Creating a culture that can keep pace with the ongoing development of construction technology is no simple task. The path is often hampered by an internal “disconnect” between the executive suite, technology evangelists within the company, and workers and managers on project sites.
Even when company owners decide to commit to technology, there are dozens of questions requiring answers. “What does ‘technology’ mean to our company? How do we begin to understand the needs, or ‘pain points’, within our company that must be addressed?”
In addition to the range of technological solutions and platforms available — BIM, drones, robotics, Artificial Intelligence, software of all types — there remains the important question of who within the organization is best suited to manage the integration of technology. It’s likely this role is not directly addressed within the current framework of corporate functions.
This gap in responsibility has given birth to a new position most commonly called the Construction Technologist (CT). However, it’s a title that defies attempts to pin it down to absolute specifics.
“The Construction Technologist is not the person to call to fix a mouse or keyboard,” says DJ Phipps, Procore Technologies senior strategic product consultant BIM/VDC. “Construction Technology touches all aspects of day-to-day operations throughout a construction company. It’s different than Information Technology (IT). Construction Technology deals a lot more with software and not so much with hardware.”
Phipps describes the Construction Technologist as the person who can serve as a bridge between the various software platforms and operations on the worksite. “That person not only has to know technology and software and how they work, but have a pretty good handle on day-to-day construction processes in order to keep perspective.”
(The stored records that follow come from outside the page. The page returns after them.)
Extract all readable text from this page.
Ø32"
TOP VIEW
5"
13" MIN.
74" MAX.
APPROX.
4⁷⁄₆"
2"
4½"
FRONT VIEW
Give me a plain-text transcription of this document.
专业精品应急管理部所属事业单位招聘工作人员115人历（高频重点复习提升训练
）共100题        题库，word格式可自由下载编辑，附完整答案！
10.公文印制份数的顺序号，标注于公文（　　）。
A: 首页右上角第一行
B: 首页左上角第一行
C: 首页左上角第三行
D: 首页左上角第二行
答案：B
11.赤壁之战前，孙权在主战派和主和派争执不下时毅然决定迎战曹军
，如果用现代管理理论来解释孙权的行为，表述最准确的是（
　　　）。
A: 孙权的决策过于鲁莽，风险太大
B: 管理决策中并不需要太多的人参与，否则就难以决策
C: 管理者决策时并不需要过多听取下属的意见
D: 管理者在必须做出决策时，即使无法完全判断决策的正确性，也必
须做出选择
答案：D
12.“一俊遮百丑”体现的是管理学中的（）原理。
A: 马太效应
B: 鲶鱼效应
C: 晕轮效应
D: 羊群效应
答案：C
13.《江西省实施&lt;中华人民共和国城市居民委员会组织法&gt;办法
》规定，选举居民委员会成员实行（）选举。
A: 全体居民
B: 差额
As simple as that may sound, it requires a challenging balance of skills. In addition to a good technical understanding and an appreciation of operations, the CT needs to liaise successfully with the executive branch. After all, they make the final decisions regarding the technological path the company will take.
“Construction Technologists must know how to write business cases that can be presented to company executives in order to get their buy-in,” says Phipps. They have to collect and establish baseline data that can be measured against calculations of the expected time savings and efficiencies in real dollars, and then present that information effectively.
Upper management needs an informed intermediary too, someone working on the company’s behalf. As Phipps explains, the CT can be the dedicated person acting as the line of defense against a barrage of marketing approaches from established and start-up tech companies. Too often these vendors offer only single point solutions that do not integrate into an overall tech strategy. “The CT can help decide whether a piece of software is worth evaluating by going out and gathering the insight they need. Then, if it’s a good idea worth pursuing, it can be brought to the executive for further discussion.”
That’s the top-down approach. However, it can be a challenge when any form of technology is suggested to project managers and their workers. People are sensitive, and part of the construction culture is an instinctive aversion to change, coupled with a fear that technology is being introduced to reduce jobs.
A more successful outcome is achieved when interest in technology develops from the bottom-up. “A bigger part of the CT position is to go out and talk to the people on the jobs to see what is going on, what they are struggling with, and learn how long it’s taking them to do something,” Phipps says. “It’s really important that the CT not only has a relationship with management and understands things like budgets, but also understands the perspective of people in the field and their desire to get the job done.”
“The CT is not there to be the bad cop — he or she is there to help people with what they are doing day-to-day,” explains Phipps.
The Construction Technologist can be described as an inquisitive problem-solver, working across all departments, able to understand the company’s processes, and then offering digital solutions to problems that arise. Depending on company type, size and complexity, the CT function may not even be assigned to a single individual but to a technology integration committee of some sort.